C. Tisdale, black newspaper owner, civil rights advocate, dies at 80

JACKSON, Miss. (AP) - Charles Tisdale, who fought for civil rights as owner and publisher of Mississippi's oldest black-owned newspaper, died Saturday.

He was 80.

Tisdale collapsed last week while undergoing dialysis. He had been on life support until his family decided to take him off Saturday night.

Tisdale took over the Jackson Advocate in the late-1970s, and was an outspoken critic of elected officials, both black and white.

Activist Charles Evers, brother of slain civil rights leader Medgar Evers, said Tisdale was concerned about the welfare of all citizens, not just blacks.

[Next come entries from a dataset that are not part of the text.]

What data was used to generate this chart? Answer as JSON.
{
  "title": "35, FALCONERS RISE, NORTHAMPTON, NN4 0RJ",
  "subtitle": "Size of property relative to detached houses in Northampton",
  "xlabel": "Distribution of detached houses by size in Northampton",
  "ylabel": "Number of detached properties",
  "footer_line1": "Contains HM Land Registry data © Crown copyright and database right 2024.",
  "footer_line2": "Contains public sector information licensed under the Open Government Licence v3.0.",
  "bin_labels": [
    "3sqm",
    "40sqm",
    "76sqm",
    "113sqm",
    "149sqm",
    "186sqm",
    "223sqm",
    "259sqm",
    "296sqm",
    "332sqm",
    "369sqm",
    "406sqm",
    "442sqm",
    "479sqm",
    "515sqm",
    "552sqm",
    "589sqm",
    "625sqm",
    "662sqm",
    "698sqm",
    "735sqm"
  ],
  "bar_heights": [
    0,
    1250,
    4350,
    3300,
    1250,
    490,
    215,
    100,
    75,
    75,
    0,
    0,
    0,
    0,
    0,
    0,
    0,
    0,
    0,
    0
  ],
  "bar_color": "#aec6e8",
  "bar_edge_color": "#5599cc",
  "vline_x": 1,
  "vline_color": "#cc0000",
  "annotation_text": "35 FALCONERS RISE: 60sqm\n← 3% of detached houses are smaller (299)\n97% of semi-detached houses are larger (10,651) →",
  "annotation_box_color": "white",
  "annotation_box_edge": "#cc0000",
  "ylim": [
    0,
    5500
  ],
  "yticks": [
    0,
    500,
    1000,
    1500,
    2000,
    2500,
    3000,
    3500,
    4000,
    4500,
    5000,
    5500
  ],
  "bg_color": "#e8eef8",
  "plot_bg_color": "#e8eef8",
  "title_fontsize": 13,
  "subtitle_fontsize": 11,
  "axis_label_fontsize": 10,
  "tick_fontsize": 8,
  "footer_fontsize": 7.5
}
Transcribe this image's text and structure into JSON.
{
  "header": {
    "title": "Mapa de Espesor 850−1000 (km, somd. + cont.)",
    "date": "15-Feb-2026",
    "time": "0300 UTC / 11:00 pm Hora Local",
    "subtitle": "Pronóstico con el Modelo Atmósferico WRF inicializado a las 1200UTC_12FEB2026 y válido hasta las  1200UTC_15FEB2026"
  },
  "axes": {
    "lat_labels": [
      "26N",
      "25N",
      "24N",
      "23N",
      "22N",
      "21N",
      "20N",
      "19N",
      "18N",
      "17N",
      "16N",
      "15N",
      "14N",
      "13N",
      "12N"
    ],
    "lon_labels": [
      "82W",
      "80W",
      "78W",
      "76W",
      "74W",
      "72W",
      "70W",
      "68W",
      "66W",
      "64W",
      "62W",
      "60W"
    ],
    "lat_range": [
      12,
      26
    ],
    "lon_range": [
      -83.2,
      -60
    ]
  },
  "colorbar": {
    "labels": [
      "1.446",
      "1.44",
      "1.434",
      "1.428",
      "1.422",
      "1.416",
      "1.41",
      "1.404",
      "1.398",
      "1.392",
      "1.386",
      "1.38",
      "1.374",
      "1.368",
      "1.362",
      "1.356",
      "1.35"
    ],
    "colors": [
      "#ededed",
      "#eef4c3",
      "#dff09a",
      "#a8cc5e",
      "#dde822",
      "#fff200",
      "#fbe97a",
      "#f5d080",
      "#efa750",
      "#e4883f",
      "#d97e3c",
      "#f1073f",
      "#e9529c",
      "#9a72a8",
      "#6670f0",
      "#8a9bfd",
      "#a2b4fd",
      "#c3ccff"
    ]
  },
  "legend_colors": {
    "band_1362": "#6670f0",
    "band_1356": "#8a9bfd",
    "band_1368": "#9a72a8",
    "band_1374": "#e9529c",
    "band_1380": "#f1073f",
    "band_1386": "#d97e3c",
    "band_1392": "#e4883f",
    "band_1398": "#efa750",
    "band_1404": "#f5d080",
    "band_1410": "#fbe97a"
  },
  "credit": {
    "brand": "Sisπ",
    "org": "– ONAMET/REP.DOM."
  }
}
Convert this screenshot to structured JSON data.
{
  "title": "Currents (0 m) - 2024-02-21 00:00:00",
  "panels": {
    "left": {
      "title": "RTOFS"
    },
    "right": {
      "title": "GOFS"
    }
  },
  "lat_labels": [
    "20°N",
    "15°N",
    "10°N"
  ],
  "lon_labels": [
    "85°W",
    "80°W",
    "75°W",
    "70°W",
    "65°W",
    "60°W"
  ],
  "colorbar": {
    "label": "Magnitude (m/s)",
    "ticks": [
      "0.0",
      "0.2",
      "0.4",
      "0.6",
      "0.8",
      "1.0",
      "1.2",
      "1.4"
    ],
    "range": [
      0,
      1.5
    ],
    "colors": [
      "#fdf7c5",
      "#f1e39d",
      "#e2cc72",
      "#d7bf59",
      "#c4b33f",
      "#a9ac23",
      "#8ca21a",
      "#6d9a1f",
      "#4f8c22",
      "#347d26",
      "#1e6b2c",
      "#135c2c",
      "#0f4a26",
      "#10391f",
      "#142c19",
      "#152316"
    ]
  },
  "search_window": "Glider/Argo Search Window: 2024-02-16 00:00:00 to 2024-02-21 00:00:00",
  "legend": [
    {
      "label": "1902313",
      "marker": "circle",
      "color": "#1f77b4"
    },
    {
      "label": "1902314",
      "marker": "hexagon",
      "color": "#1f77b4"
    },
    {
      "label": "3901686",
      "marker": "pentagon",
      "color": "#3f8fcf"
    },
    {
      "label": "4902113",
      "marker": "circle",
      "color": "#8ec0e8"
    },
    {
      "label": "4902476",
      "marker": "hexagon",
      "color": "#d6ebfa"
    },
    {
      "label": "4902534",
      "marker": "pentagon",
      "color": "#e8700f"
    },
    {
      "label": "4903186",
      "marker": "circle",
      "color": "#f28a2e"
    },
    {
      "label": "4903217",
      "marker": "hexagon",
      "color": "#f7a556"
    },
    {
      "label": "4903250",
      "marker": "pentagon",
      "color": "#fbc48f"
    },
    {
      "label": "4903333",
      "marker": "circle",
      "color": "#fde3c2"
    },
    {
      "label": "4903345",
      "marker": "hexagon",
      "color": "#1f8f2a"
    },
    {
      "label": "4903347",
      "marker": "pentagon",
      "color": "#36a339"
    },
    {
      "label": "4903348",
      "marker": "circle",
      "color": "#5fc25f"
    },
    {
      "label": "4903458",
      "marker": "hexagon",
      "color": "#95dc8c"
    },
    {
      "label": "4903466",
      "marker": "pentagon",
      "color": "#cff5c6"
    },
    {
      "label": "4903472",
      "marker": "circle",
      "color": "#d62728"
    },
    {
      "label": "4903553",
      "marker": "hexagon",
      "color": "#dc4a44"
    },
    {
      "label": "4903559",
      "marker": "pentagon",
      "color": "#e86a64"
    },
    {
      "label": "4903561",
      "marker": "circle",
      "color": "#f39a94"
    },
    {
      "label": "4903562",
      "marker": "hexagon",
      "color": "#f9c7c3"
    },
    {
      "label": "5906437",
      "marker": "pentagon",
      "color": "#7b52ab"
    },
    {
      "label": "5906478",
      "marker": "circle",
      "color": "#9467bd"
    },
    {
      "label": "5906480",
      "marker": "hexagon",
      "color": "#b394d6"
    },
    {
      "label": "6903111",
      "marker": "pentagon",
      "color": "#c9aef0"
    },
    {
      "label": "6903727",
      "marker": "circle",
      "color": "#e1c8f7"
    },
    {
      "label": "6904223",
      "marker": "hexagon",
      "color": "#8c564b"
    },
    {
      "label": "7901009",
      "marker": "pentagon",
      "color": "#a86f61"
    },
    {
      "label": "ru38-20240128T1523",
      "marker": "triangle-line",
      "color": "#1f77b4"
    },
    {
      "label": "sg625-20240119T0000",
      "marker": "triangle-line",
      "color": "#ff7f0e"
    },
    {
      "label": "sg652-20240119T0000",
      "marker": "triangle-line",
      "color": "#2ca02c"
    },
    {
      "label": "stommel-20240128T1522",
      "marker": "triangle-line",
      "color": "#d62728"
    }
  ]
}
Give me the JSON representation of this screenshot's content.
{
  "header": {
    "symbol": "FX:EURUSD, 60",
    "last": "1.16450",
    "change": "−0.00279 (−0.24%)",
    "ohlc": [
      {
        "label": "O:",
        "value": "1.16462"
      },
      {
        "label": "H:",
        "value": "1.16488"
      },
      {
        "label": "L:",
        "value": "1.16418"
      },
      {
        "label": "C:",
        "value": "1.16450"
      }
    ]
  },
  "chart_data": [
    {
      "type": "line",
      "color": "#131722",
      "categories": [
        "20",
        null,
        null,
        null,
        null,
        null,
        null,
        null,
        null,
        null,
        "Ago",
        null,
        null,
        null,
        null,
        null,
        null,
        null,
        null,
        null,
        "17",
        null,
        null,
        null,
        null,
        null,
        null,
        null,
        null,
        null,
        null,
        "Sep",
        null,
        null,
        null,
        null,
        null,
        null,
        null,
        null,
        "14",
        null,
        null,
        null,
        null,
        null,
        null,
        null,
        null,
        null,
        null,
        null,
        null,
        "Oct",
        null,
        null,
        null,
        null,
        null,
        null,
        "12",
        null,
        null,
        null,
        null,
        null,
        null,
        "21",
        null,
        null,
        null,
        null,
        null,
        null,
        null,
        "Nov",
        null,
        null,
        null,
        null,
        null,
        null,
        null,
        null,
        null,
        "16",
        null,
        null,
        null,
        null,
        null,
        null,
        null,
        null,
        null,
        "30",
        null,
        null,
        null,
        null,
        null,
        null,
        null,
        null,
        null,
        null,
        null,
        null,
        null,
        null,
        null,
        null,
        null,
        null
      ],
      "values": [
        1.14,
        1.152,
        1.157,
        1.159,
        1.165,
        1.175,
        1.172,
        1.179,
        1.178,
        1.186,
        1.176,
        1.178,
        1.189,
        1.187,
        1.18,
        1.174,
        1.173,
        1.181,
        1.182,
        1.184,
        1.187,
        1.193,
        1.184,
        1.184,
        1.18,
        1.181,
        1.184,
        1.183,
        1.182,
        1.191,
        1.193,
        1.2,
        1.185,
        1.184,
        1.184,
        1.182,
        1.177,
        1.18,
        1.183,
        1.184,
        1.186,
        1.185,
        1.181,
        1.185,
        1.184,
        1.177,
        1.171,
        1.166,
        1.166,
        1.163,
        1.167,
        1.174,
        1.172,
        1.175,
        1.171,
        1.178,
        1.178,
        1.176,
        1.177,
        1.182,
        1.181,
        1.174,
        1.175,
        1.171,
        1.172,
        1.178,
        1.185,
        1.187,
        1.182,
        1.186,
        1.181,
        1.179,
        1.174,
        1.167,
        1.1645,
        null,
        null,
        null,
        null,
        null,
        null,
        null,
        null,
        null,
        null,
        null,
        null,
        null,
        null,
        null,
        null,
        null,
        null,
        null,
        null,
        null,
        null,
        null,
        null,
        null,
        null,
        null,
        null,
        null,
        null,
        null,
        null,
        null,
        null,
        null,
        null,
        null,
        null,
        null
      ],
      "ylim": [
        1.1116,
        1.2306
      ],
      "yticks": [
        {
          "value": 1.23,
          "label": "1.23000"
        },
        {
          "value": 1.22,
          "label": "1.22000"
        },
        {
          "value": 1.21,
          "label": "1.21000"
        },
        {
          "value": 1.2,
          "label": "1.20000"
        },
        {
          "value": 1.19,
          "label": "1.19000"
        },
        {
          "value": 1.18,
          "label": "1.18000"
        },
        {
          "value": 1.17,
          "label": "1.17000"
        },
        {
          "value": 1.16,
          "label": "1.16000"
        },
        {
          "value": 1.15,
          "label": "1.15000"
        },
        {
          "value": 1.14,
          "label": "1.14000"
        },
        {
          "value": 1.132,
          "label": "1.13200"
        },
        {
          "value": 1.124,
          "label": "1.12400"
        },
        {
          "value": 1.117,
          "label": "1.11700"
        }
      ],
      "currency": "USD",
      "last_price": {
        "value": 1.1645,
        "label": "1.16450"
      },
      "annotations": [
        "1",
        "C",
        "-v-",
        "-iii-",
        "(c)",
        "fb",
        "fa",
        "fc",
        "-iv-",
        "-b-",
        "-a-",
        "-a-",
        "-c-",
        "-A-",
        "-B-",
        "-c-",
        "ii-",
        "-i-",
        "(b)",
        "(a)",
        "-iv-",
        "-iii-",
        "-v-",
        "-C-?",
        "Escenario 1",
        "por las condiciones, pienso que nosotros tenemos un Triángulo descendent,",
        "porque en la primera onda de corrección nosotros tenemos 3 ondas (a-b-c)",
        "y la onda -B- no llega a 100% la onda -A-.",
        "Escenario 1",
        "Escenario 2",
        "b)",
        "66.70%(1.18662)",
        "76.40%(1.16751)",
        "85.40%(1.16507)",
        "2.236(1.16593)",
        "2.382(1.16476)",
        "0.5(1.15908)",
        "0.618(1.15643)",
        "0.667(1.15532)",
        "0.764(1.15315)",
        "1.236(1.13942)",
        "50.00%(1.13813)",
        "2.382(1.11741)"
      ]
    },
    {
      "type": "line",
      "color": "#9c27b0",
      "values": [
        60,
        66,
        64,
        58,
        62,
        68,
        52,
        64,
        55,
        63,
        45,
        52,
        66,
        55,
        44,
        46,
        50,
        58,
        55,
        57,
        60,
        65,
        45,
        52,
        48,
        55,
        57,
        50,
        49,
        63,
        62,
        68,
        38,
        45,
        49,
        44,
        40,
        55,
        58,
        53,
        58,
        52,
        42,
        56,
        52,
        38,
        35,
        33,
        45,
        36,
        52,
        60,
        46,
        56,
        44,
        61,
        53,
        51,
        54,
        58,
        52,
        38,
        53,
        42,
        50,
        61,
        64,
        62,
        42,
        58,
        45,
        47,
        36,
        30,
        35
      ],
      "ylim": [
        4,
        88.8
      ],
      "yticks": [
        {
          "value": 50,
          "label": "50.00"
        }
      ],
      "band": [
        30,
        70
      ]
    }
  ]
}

For 20 years, Tisdale had a talk show on Evers' radio station, W-M-P-R in Jackson, where he often took elected leaders to task for not effectively serving their community.

Tisdale faced repercussions for his outspokenness. He often said he was the target of death threats.

His newspaper office near downtown Jackson was firebombed at least twice. The latest was in 1998, when gasoline was poured over the furniture and molotov cocktails were thrown through windows.

A family representative said there will be a viewing Friday and Saturday with a funeral scheduled for Saturday night. But funeral arrangements were incomplete Sunday.